Фернандо Агилар ускорил шаг.
— Идите скорее, amigos, — позвал он и, раздвинув стебли гигантского папоротника, вытянул руку вперед, в сторону высокого дерева — сейбы. — Смотрите, Кситаклан!
Измученный Малдер остановился рядом со Скалли, в его глазах сверкнул интерес. Владимир Рубикон энергично рванулся вперед.
Затаив дыхание, Скалли смотрела на древний разрушенный город, который, возможно, стоил жизни Кассандре и ее друзьям. Серые тучи, нависавшие над ним, скрывали солнце, и все вокруг было погружено в угрюмый сумрак; только неуклюжие силуэты развалин высились подобно утесам в штормовую погоду.
Над городом доминировала увенчанная башней ступенчатая пирамида. Ее очертания казались нечеткими из-за буйной растительности, опутывающей стены. Широкая открытая площадь перед пирамидой была вымощена плитами, из трещин между ними прорастали тонкие длинные деревца. Вокруг виднелись усыпальницы и богато украшенные резьбой стелы, некоторые из них были повалены разрушительной силой времени и природы.
— Поразительно, — сказал Рубикон, подталкивая Фернанда Агилара в спину.
Археолог вступил на площадь, радостный и взволнованный, его эспаньолка задорно топорщилась. Он обернулся к Скалли и Малдеру, заражая их своим возбуждением:
— Обратите внимание на размеры площади. Вообразите, сколько народу приходило сюда. Дело в том, что майя возделывали землю при помощи подсечно-огневой системы, выжигая вырубки, а это, конечно, не давало им возможности прокормить крупные, густонаселенные города, подобные этому. Самые большие города, такие как Тикаль или Чичен-Ица, наполнялись народом только во время больших религиозных церемоний, игр в мяч и сезонных жертвоприношений. В остальное время года люди жили в джунглях.
— Что-то вроде современной олимпийской деревни, — заметил Малдер.
Они со Скалли подошли к старому археологу, а индейцы остались стоять на опушке леса, оживленно жестикулируя и толкуя о чем-то.
— Вы сказали, игры в мяч, доктор Рубикон? — переспросила Скалли. — Значит, у них были развиты зрелищные виды спорта?
— Полагаю, здесь находился стадион. — Доктор Рубикон обвел рукой широкое, расчищенное пространство, окруженное сложенными из отесанных плит стенами, уже частично поглощенное джунглями. — Да, это была игра… гм, что-то между футболом и баскетболом.

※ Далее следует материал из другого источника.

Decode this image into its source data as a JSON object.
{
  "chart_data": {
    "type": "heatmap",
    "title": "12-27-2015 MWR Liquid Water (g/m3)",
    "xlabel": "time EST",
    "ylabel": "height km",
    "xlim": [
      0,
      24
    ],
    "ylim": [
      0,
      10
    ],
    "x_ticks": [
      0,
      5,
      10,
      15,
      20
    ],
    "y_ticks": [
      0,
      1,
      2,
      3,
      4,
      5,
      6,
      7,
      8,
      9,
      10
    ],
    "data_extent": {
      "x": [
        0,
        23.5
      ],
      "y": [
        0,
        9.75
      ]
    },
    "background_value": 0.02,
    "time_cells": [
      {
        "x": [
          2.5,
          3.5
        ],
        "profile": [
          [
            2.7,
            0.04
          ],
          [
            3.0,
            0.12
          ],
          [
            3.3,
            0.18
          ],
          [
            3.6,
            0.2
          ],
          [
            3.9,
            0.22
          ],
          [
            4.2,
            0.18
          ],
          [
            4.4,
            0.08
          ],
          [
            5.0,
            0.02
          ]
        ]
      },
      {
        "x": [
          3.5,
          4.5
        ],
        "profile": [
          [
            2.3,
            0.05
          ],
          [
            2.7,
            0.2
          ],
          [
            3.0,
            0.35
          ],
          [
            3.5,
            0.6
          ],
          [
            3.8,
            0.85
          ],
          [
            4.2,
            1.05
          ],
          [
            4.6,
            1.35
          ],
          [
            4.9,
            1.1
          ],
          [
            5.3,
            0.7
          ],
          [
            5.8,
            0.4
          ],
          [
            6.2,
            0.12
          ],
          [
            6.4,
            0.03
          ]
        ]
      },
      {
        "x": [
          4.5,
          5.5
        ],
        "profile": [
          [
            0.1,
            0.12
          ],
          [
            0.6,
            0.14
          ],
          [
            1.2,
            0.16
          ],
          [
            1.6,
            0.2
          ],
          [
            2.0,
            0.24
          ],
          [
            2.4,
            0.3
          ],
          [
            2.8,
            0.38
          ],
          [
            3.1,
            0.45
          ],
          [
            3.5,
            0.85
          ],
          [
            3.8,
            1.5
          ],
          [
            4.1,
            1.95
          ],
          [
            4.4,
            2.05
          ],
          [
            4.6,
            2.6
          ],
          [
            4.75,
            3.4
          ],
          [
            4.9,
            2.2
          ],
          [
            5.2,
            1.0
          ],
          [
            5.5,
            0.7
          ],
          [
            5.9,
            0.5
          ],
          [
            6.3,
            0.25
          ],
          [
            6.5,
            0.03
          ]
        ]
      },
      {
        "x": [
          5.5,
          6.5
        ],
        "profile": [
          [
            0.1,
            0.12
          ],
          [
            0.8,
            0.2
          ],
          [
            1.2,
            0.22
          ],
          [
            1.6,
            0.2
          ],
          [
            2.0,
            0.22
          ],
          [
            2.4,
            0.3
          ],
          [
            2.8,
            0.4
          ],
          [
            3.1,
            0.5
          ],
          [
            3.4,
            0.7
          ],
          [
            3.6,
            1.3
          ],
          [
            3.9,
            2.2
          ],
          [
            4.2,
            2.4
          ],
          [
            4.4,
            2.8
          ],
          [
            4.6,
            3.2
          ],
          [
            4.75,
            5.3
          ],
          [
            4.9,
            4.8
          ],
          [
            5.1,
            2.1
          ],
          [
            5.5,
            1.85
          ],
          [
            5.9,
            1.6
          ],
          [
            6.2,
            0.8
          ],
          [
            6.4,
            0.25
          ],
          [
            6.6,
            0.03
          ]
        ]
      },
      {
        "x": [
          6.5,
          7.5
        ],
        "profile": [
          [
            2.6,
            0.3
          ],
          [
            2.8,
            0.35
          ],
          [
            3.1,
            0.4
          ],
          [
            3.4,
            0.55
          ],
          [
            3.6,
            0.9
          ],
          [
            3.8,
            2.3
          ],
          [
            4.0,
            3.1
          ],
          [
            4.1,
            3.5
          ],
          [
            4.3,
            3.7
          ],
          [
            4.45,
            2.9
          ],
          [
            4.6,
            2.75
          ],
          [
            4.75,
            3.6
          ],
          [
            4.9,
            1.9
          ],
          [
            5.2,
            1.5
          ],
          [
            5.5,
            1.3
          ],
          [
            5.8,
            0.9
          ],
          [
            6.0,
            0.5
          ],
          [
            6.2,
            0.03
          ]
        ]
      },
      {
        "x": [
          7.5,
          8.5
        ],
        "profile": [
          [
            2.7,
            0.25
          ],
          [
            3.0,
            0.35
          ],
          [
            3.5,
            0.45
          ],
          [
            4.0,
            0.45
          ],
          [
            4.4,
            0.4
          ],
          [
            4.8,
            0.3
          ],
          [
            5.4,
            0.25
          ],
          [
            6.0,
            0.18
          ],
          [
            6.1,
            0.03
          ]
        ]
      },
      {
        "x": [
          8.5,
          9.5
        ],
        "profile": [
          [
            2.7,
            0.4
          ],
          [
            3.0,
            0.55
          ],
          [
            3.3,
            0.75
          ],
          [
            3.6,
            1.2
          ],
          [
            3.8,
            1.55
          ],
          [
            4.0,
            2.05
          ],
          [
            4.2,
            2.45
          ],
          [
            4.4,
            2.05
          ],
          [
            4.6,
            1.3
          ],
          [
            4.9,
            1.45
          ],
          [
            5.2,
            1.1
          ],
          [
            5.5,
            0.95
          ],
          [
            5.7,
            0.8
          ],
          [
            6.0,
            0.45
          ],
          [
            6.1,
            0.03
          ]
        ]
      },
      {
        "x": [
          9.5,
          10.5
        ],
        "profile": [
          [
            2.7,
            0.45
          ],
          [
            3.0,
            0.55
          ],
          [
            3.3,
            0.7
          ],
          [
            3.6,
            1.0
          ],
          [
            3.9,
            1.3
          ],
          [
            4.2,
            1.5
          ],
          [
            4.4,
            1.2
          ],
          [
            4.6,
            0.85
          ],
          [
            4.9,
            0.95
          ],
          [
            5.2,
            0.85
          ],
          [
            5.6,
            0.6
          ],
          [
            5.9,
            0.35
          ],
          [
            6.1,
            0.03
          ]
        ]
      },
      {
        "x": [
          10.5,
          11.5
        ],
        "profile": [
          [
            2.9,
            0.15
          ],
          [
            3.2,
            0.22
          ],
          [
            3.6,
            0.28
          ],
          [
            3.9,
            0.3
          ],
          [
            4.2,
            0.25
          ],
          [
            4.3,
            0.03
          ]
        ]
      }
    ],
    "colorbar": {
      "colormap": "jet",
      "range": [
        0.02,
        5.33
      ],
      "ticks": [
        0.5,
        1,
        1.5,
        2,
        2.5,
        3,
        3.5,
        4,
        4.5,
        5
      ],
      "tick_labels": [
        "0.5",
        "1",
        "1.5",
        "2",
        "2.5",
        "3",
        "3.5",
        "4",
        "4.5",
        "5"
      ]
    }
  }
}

Они толкали тяжелый каучуковый мяч поясницей, бедрами и плечами, а руками его трогать запрещалось. Нужно было забросить мяч в каменное кольцо, укрепленное на стене.
— Значит, у них были победители, награды и все такое, — сказал Малдер.
— Проигравшие в турнире обычно приносились в жертву богам, — продолжал Рубикон, — им отрубали головы, вырезали сердца, а кровью окропляли землю.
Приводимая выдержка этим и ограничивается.